The second series is probably the best so far, as it gets harder for Tony to keep his two families apart. Friends and family all become possible victims and traitors as the feds get more interest in the Sopranos' "waste disposal" company.
The third series is the reason I write this entry. I got the series for Christmas 2003 and watched it in the same break (possibly even in 2 days). Last week (in fact, after a Desperate Housewives episode) I decided to show my friend what a real good show is like, which marked the first time since that Christmas that I watched the DVDs again. The third series lacks the pace and excitement of the first two, and it's harder to like Tony himself as he starts off being a racist and ends up killing people closer to him than ever before. Still, some of the best episodes – mainly involving funerals – reside in these series, as especially the blood family relations become clearer.
The fourth series has appeared on DVD by now and brings us Joe Pantoliano in the role of Ralphie, one of the annoying characters I referred to earlier. Again less pace than the previous series, though ever so gruesome. Ralphie already appeared in series 3, but now he really makes Tony's life miserable. Still, his story is not the most shocking one in these series. The quality of the show never gets worse than that of the best Desperate Housewives episode. The same can be said for series 5, though by that time, some of the more interesting characters have joined the "witness protection" program, and the show turns its eye on a battle of the mobs, as the New York maffia gets more involved in New Jersey.

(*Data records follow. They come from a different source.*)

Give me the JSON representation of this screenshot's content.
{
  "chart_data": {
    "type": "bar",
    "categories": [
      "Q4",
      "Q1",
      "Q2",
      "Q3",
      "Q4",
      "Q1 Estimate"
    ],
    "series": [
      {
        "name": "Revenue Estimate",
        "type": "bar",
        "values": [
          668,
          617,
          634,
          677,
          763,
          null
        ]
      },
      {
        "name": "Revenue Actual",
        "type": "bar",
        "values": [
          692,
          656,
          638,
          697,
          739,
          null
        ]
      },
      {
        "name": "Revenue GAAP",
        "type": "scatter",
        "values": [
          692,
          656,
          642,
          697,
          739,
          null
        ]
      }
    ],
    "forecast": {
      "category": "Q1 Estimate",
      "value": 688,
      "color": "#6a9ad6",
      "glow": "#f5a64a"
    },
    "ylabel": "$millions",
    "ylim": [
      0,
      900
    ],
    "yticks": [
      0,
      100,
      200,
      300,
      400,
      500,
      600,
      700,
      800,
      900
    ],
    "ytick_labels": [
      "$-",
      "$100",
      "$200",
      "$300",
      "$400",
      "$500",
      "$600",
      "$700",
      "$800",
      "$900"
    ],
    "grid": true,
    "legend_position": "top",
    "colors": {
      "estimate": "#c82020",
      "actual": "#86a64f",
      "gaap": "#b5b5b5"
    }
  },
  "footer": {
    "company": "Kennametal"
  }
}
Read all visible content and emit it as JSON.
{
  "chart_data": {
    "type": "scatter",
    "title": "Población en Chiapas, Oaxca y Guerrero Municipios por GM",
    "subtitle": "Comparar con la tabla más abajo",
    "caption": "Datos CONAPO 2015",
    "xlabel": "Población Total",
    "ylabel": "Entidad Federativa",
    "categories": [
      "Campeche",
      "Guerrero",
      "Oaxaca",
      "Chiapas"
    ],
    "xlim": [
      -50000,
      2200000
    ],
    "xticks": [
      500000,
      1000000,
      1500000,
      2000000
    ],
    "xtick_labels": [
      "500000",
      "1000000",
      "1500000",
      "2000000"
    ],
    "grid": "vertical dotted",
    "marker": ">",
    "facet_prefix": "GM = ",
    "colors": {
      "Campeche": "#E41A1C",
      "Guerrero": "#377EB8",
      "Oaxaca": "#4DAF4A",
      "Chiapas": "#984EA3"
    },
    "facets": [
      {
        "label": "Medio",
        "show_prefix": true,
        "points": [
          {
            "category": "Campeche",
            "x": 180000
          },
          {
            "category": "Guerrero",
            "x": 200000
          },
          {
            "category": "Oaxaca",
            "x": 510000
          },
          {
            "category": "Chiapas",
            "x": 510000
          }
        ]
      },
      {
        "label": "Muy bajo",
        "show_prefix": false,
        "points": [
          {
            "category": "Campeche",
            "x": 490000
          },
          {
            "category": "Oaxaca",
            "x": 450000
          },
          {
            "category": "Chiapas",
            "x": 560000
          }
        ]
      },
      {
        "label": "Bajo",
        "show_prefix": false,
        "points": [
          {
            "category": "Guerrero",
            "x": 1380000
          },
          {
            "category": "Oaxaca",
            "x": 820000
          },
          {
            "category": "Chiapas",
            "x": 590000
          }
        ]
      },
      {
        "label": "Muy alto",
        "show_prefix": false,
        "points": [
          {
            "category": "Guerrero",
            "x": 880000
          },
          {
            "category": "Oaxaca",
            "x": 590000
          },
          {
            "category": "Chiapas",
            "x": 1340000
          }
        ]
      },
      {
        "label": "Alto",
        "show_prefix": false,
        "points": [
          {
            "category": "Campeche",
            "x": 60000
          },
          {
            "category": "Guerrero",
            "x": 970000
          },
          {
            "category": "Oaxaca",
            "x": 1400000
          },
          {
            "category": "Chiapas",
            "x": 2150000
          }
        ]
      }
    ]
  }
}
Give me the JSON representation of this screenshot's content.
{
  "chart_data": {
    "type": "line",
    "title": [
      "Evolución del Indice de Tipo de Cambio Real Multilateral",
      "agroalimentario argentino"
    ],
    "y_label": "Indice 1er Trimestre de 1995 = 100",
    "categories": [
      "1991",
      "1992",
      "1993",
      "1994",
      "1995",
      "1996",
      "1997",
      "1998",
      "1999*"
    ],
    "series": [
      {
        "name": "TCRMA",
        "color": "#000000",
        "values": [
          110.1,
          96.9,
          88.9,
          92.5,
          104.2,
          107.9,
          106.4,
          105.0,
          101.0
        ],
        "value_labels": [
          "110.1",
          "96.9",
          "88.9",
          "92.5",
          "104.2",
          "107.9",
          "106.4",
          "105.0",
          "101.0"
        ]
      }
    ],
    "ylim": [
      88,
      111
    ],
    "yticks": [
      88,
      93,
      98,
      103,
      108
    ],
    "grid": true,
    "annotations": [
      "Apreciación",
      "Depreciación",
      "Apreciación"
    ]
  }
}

Before my laptop battery fails on me again, let me advise you to follow the show chronologically, if you're interested. The first series is not extremely important, but a great way to get into the New Jersey maffia lifestyle. If you like any of the American shows Channel 4 currently broadcasts, you should definitely give it a go. Less long winded than Desperate Housewives and definitely less over the top than the OC, it's quality entertainment. Don't forget to stock in on pizza!